The people, the buildings, the tracks and the trains themselves make a powerful and common visual representation of the railroad.
Artists throughout several decades have been capturing the culture and history of the railroad on canvas, paper and sculpture, among other media. Some of the artwork has focused on the railroad itself, while often the railroad has become a natural part of the landscape of a place making its way into the artwork.
In celebration of the connection between art and the railroad, the Hockaday Museum of Art is presenting Hear the Whistle Blow! Art of the Railway. The exhibit opening this fall at the Kalispell museum will feature nostalgic and contemporary works featuring the railway as seen through the artists’ creative eyes.
Whitefish artists Rob Akey and Jack Dykstra have served as guest curators of the exhibit, which was born out of conversations they’ve had over years about the connection between the railroad and art.
Dykstra is a railroad enthusiast who has detailed knowledge about the railroad’s history throughout the world, but also how artists have depicted the railroad throughout history in their work. Growing up in Whitefish, Akey has a connection to the railroad that is familiar to many people.
“When you talk about the cultural narrative of the railroad it’s interesting, but as artists for us it’s natural to visit that through art,” Akey said. “The railroad is part of my fabric. I spent three summers as a gandy dancer working on the railroad, and I grew up listening to trains in the rail yard. The railway is part of who we are and it’s also a part of the landscape. The idea of the show is that the railroad has been interpreted through and has had an influence on art.”
The exhibit is set to feature roughly 45 pieces of fine art images along with supporting historic railroad material. The Stumptown Historical Society is one of the sponsors of the exhibit and has agreed to loan railroad items to the museum as part of the exhibit.
The exhibition will run Sept. 27 through Dec. 7 as part the Hockaday’s 50th anniversary celebration. Sponsors are still being sought for the exhibit.
Dykstra and Akey point to a painting entitled Rain, Steam and Speed, by 19 Century British painter J.M.W. Turner, as one of the first artworks influenced by the railroad. The oil landscape painting shows a railway engine moving along the tracks.
The painting, Dykstra explains, came at the dawn of the railroad in Great Britain, and serves as a representation of the beginning of the relationship between an artist and the railroad. A poster of the painting will serve as the opening artwork to set the stage for the historical journey of the exhibit at the Hockaday.
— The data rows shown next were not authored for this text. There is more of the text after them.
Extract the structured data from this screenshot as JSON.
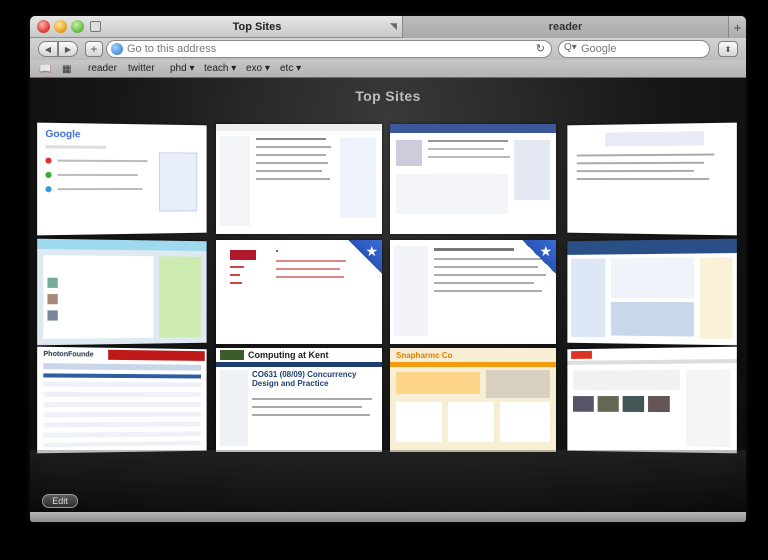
{
  "window": {
    "tabs": [
      {
        "label": "Top Sites",
        "active": true
      },
      {
        "label": "reader",
        "active": false
      }
    ]
  },
  "toolbar": {
    "address_placeholder": "Go to this address",
    "search_placeholder": "Google"
  },
  "bookmarks": {
    "items": [
      "reader",
      "twitter",
      "phd ▾",
      "teach ▾",
      "exo ▾",
      "etc ▾"
    ]
  },
  "content": {
    "title": "Top Sites",
    "edit_label": "Edit"
  },
  "tiles": [
    {
      "name": "google",
      "starred": false
    },
    {
      "name": "mail-list",
      "starred": false
    },
    {
      "name": "facebook",
      "starred": false
    },
    {
      "name": "plain-page",
      "starred": false
    },
    {
      "name": "twitter",
      "starred": false
    },
    {
      "name": "kent-red-page",
      "starred": true
    },
    {
      "name": "wiki-page",
      "starred": true
    },
    {
      "name": "travel-site",
      "starred": false
    },
    {
      "name": "photo-site",
      "starred": false
    },
    {
      "name": "computing-at-kent",
      "starred": false
    },
    {
      "name": "snapshot-site",
      "starred": false
    },
    {
      "name": "youtube",
      "starred": false
    }
  ],
  "tile_texts": {
    "google_logo": "Google",
    "kent_heading": "Computing at Kent",
    "kent_course": "CO631 (08/09) Concurrency Design and Practice",
    "photo_logo": "PhotonFounde",
    "snap_logo": "Snapharmc Co"
  },
  "colors": {
    "window_bg": "#1a1a1a",
    "accent_blue": "#2a55b8"
  }
}
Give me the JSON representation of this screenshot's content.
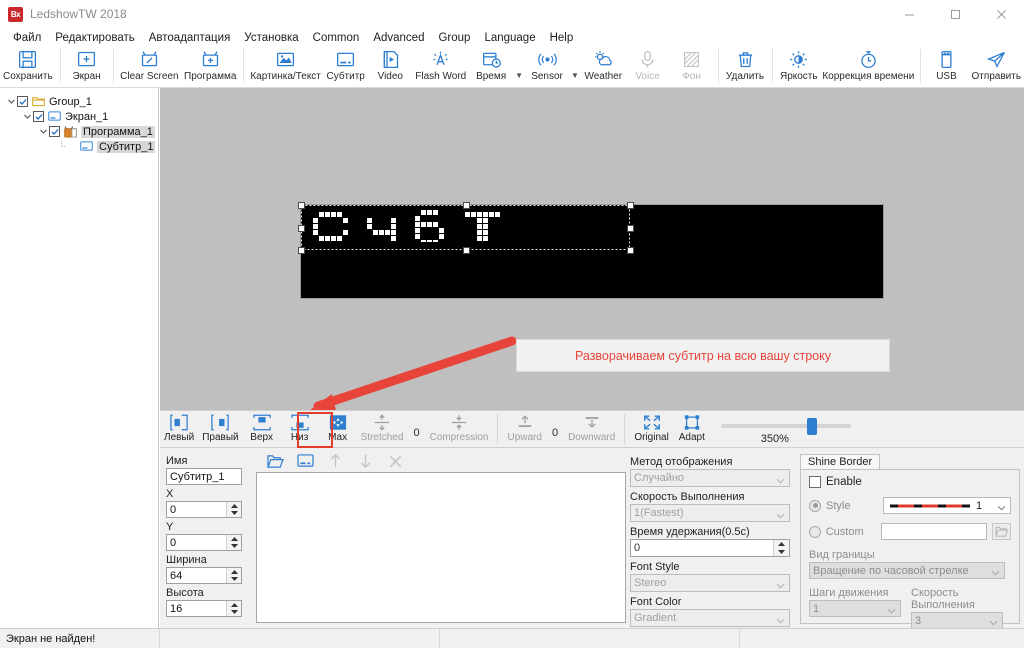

“The painting was the collision of art and the railroad,” Dykstra says. “It was the beginning of the steam-powered industrial revolution.”
Locally, the railroad has influenced the development of the Flathead Valley, along with art. That connection may resonate most strongly with the connection of the Great Northern Railway to Glacier National Park and the art that came as a result.
The Great Northern Railway regularly contracted artist to paint for promotional purposes. These original paintings of Glacier Park and Native Americans were displayed in depots and major cities across the nation resulting in Glacier as a top destination on passenger trains. Notable pieces include work by Charles M. Ruseell, John Fery, O.C. Seltzer and Winold Reiss.
A large fine art painting by American painter Oleg Stavrowski will be on display as part of the exhibit, and alongside it will be displayed a 1969 wall calendar on loan from the Stumptown Historical Society depicting the same scene.
“This is a great example of commercial artists benefiting fine art,” Akey says. “They were hired as commercial artists, but their work evolved into being considered part of the fine art category, in part, because of the beauty of the work. Art throughout the ages has been a mirror to society and this is shown as images of the industrial area turned into beautiful fine art.”
The exhibit follows the history of art and the railroad in different genres, but also looks into the present day with artists currently working focusing specifically on the railroad and those that have included the railroad as a part of their broader work. Historical artwork has been loaned to the museum for the exhibit and artists have created pieces specifically for the show that will also be for sale.
“We have scoured looking for work in the historical and contemporary art that depicts the railroad,” Akey said. “We’re looking at railroad artists, but also artists who have painted art including the railroad, and how the railroad has continued to influence us.”
Dykstra says the railroad has become part of the landscape, whether that’s the trains themselves making their way along a track in a mountain gorge or it be a grain silo set aside railroad tracks on the plains, making it nearly impossible for artists working in any genre to not include the railroad in their work. Looking beyond the artists themselves, there is a romantic nature to the railroad through transportation and for many a family connection.
“People identify with the railroad,” Dykstra said. “The railroad at one time was the largest employer in the country. Even today if you ask most people they have a grandfather or uncle who worked for the railroad.”
In addition to the Stumptown Historical Society, sponsors of the exhibit include the BNSF Foundation, the Whitefish Community Foundation, and Scott and Jane Wheeler.
Talks and docent tours will take place throughout the exhibition at the Hockaday at 302 Second Ave. E. in Kalispell. An opening reception of Hear the Whistle Blow! is set for Thursday, Sept. 26 from 5-7 p.m.